Earthquakes, Wind and Fires

They’re happening all round: devastating wildfires in California, a record season for tropical cyclones and hurricanes in the Atlantic and now, admittedly only 3.5 on the Richter scale, even an earthquake in England! Wendy is monitoring the Cal Fire website. Her son lives in the San Francisco Bay Area. He has a bag packed, ready for evacuation at short notice. It all got me thinking.
 
Most of my early years were in Port Elizabeth, known as The Windy City. It was hard work cycling up Cape Road after school each afternoon, heading straight into the west wind. Dangerous though it was, we could catch the slipstream of the number 5 bus. Cape Town, with its howling southeaster was no better. At least it was known as the Cape doctor. ‘It blows all those germs away,’ we were told. Really? Cape Town still managed to have the highest incidence of pulmonary tuberculosis in South Africa, and the Western Cape seems to have had the worst of the coronavirus pandemic. But neither city could compare with our first experience of a cyclone on the east coast of India in 1990. Power pylons were blown down, roofing was lifted off, buildings were flattened, then the torrential rain, leaving us with a million pound rebuilding scheme on our hands. These days I listen to the UK shipping forecast as they drone on with details of gale force here, and limited visibility there. But I’m safely snuggled in under the duvet.
 
Our first experience of earth tremors had been in Zambia. The world’s largest man-made lake of Kariba was a mere thirty miles away. We were told that’s what caused a shift in the tectonic plate. We hardly noticed them, but a visiting doctor told us he’d dived under the bed in fright. Johannesburg had them too. Did mines have something to do with them? And I woke one morning in India with the bed rocking. The earthquake was several hundred miles away in Maharashtra. It was felt in Andhra Pradesh.
 
But my first real encounter with an earthquake was in 1980. A congregation in South Italy was part of the community affected. A Salvationist medical student had reported that services were severely disrupted and appealed for help. The newly-arrived medical adviser at the international office was ordered to set up a ‘field hospital’. We worked around the clock to assemble two van-loads of basic supplies with a couple of nurses to help. They drove across the Alps in deep snow. I flew out, ready to receive them and get started. But by the time I got there, things became clearer. The Italian health services were coping. We stayed for ten days, providing practical support and encouragement. We heard more about community aspirations. They might not have got a field hospital, but in years following a factory was constructed with funds from The Salvation Army in the US. It was a steep learning curve for me. Don’t always believe those first reports; make your own assessment. And simply being with people in their time of crisis can be as useful as providing them with material aid.
 
‘We must go,’ Margaret told me when there was a major earthquake in Gujarat 20 years later. ‘We need to be there.’ But our colleagues in India assured me they were coping perfectly well, and gave regular updates on what was happening, so much so, that when TSA was asked to contribute to the early morning television news show Good Morning Britain, I had second-hand facts at my finger-tips.

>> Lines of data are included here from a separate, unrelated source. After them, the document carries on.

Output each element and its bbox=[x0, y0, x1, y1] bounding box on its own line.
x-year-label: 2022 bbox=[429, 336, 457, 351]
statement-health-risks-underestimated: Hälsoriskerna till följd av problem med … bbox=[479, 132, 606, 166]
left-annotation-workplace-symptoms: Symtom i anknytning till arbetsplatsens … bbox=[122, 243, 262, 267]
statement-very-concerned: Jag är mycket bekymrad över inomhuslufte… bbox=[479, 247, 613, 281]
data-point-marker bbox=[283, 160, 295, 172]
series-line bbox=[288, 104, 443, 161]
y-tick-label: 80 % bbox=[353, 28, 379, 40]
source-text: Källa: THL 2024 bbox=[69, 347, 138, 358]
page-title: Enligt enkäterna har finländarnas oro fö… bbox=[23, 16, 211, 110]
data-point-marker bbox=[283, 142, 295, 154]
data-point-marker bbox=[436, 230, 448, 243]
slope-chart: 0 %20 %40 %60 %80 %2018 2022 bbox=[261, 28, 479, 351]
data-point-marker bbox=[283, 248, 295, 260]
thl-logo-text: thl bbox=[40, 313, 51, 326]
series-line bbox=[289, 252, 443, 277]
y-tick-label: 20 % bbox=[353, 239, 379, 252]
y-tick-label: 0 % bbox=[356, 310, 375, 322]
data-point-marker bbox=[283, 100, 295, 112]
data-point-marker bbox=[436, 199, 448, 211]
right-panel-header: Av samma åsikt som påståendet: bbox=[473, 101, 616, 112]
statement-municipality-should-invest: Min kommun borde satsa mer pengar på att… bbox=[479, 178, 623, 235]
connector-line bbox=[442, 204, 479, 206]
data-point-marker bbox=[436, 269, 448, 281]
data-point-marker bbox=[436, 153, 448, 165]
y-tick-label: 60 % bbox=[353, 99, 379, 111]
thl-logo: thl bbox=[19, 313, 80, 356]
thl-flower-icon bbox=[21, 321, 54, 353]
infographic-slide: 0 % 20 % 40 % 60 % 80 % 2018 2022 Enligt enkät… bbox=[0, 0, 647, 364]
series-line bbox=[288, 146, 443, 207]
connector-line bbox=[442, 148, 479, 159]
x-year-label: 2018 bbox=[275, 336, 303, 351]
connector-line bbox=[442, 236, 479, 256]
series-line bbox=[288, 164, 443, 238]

What about fires? There was the bush-burning of our African days, reducing the tick population we were told. Perhaps most notable were those that happened on the slopes of Table Mountain. Sometimes it was arson; sometimes accidental (sparks from a barbecue, a match or cigarette) sometimes a lightning strike. Devastating to the forests and threatening housing, but Cape fynbos seed needs the heat for its shell to crack open and germinate.
 
The fire in TSA Men’s Hostel on Simmonds Street in the early 90s in Johannesburg made the headlines. We were away in Cape Town when it happened. chief secretary, June Dwyer, did a superb job managing operations. Community response (spearheaded by the Gauteng newspaper, The Star)  was magnificent and a few years later a purpose-built modern building stood on the property. SA international leader, General Paul Rader opened the new facility. ‘I’ve always imagined a lovely geranium garden in the central courtyard, I told him. ‘It’s not there yet.’ ‘I’d like to pay for that,‘ he replied. He did. I wonder if the residents have kept it looking good? I like the motto of the City of London, adopted after the Great Fire of 1666. I keep it mind and think of places like St Paul’s Cathedral as we live through this pandemic – Resurgam - we will rise again!
 
While thinking about fires I must mention Margaret’s passion for fire engines and its firemen. She would invariably rush to the window when she heard a siren. Colleagues marked her retirement with a toy fire engine. I still have it. One of her delights was the visit of three firemen, complete with their red engine parked outside. They’d come to inspect the house. They explained the importance of the three-monthly check of the fire alarm they’d installed. ‘Are they coming back to do that?’ I asked her with a wink. She smiled. ‘That’s our job.’ Come to think of it, I need to get round to doing that now.